Sunday, December 15, 2013

Past Futures of Old Media I Gulammohammed Sheikh’s Kaavad I Travelling Shrine I Home, talk by Karin Zitzewitz

Past Futures of Old Media:  Gulammohammed Sheikh’s Kaavad: Travelling Shrine: Home
 a lecture by
Karin Zitzewitz
Art Historian, Michigan State University, USA

Over the past decade, Gulammohammed Sheikh has extended his career-long exploration of narrative, autobiography, and place-making by experimenting simultaneously with new media and old forms of visual storytelling.  Sheikh’s monumental project, Kaavad: Travelling Shrine: Home, extends his longstanding inquiry into the relationship between painting and modernity, which appears here as a secular critique of art’s secularization.  This paper focuses on two aspects of Sheikh’s work—its critique of secularization and its use of digital media—in order to argue that Kaavad provides a crucial opening from which to observe how the artist’s longstanding engagement with the history of representation is based upon a sophisticated critique of historical time.  Sheikh’s Kaavad, in both its representation of his own past work and in its careful assembly of an historical archive of images and figures, offers to viewers an open-ended visual and narrative experience that is at once grounded in a pre-modern past and surprisingly future-oriented.  Overall, it constructs a counterfactual world history in which the secular is absent, and then asks us to re-imagine temporality.  Though sheltered in known artistic forms and authoritative historical precedents, it imagines alternative futures for the past and, therefore, provides a utopian alternative to the present.

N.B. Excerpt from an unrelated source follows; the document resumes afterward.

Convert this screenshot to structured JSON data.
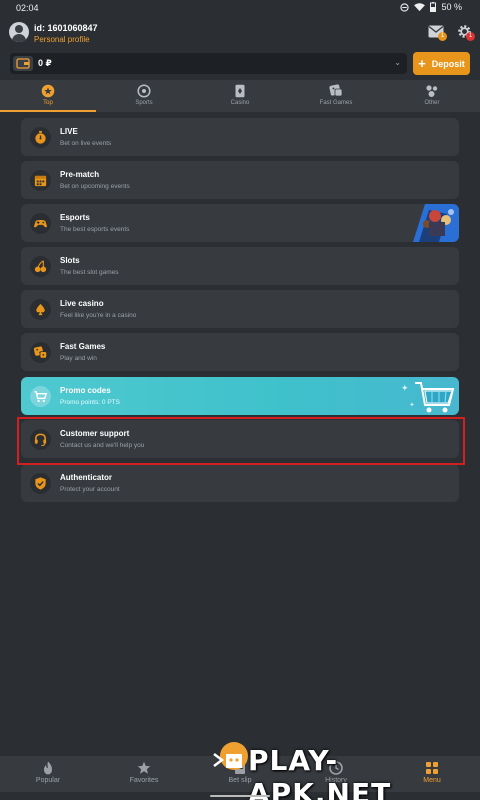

Karin Zitzewitz is Assistant Professor of Art History & Visual Culture at Michigan State University.  Her book, The Art of Secularism:  The Cultural Politics of Modernist Art in Contemporary India, is forthcoming from Hurst & Co Publishers (UK) and Oxford University Press (US).  She occasionally curates, including Naiza Khan:  Karachi Elegies (2013) and an untitled exhibition of the work of Mithu Sen (2014), both at the Eli and Edythe Broad Art Museum at Michigan State University.